The sketch is tasteful, your authored material stylish. nonetheless, you command get bought an nervousness over that you
wish be delivering the following. unwell unquestionably come more formerly
again as exactly the same nearly a lot often inside
case you shield this hike.
Howdy I am so glad I found your site, I really found you by accident, while I
was looking on Yahoo for something else, Anyhow I am here now and would just like to say thank you for a remarkable
post and a all round enjoyable blog (I also love the theme/design), I don’t have time to go through
it all at the minute but I have book-marked it and also
added your RSS feeds, so when I have time I will be back to read
a great deal more, Please do keep up the superb work.
I just want to tell you that I am new to blogging and really enjoyed your web blog. Likely I’m want to bookmark your website . You certainly have fantastic stories. Thanks a bunch for revealing your website.
Hey! Do you use Twitter? I’d like to follow you if that would be
okay.
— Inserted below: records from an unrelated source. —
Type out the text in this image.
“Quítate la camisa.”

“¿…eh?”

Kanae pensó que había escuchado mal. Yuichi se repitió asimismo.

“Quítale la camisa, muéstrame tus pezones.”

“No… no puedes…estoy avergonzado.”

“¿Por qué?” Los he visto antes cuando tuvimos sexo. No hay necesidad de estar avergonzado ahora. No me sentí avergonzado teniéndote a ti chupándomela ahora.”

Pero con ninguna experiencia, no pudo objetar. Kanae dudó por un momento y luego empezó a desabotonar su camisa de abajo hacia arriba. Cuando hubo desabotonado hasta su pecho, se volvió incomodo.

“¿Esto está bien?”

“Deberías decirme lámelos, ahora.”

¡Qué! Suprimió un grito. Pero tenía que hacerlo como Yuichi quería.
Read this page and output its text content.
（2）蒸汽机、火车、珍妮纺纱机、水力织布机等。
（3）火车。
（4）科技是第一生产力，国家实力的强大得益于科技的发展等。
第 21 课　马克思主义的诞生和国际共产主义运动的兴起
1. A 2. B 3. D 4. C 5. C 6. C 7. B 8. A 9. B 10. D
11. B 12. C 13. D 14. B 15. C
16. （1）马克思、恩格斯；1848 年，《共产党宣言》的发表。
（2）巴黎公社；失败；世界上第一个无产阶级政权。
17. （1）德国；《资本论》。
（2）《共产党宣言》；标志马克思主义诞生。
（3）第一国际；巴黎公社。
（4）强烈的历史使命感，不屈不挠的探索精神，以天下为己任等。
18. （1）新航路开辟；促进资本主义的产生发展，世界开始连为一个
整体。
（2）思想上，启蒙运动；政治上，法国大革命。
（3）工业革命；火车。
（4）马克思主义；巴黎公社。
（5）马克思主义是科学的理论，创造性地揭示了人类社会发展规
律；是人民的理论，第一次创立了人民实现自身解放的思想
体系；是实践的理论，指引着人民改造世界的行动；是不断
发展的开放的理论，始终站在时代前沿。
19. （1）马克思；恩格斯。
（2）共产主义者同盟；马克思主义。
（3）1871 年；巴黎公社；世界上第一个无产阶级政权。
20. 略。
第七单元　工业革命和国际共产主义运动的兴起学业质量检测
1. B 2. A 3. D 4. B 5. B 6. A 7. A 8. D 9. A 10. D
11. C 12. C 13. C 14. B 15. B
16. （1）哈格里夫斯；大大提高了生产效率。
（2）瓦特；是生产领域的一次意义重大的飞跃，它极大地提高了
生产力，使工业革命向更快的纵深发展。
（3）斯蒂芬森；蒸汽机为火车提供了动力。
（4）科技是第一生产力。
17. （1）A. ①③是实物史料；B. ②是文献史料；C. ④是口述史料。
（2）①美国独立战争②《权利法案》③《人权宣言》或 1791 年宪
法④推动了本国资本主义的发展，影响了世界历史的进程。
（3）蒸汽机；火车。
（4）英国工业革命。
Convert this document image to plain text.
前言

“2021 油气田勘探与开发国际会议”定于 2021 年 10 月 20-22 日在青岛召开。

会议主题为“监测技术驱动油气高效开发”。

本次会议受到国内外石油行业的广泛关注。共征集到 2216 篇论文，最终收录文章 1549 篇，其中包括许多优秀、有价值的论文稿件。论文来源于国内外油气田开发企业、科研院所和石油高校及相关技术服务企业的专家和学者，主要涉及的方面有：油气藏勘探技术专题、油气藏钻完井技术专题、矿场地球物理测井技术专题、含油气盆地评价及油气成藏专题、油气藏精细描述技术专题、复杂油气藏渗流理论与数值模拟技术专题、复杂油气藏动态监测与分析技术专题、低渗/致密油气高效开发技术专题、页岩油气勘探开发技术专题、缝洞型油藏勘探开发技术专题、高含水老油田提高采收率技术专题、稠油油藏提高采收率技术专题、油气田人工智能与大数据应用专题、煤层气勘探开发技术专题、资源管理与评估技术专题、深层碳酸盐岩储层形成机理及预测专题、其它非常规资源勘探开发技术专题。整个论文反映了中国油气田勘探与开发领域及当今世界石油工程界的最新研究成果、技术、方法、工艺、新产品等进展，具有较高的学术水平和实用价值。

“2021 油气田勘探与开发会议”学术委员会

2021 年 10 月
I’m undoubtedly enjoying your blog and look forward to
new posts.
I have to say this was a great article.Keep up the good work .Enlighten us👌👌
I got what you mean , regards for posting.Woh I am happy to find this website through google. “Success is dependent on effort.” by Sophocles.
Thanks to my father who told me concerning this webpage,
this web site is in fact awesome.
Hi there to every one, the contents existing at this web page are actually remarkable for people experience, well,
keep up the good work fellows.
You really make it seem so easy with your presentation but I find this matter to be really something that I think I would never understand.
It seems too complicated and extremely broad for me. I am looking forward
for your next post, I will try to get the hang of it!
Hello mates, its wonderful post regarding cultureand entirely defined, keep it up all
the time.
This website was… how do I say it? Relevant!! Finally I have found something that helped me.
Many thanks!
Hello there, You’ve done a fantastic job. I’ll definitely digg it and personally recommend
to my friends. I’m sure they will be benefited from this web site.
“Having read this I thought it was very enlightening. I appreciate you taking the time and effort to put this article together. I once again find myself personally spending way too much time both reading and commenting. But so what, it was still worth it!”
Wonderful article! That is the kind of information that are
meant to be shared across the net. Shame on Google for now not positioning
this submit higher! Come on over and talk over with my web site .
Thanks =)
Very good info. Lucky me I recently found your site by chance (stumbleupon). I have saved it for later!
An outstanding share! I’ve just forwarded this onto a friend who has been conducting a little research on this. And he in fact ordered me lunch because I found it for him… lol. So let me reword this…. Thanks for the meal!! But yeah, thanx for spending time to talk about this topic here on your blog.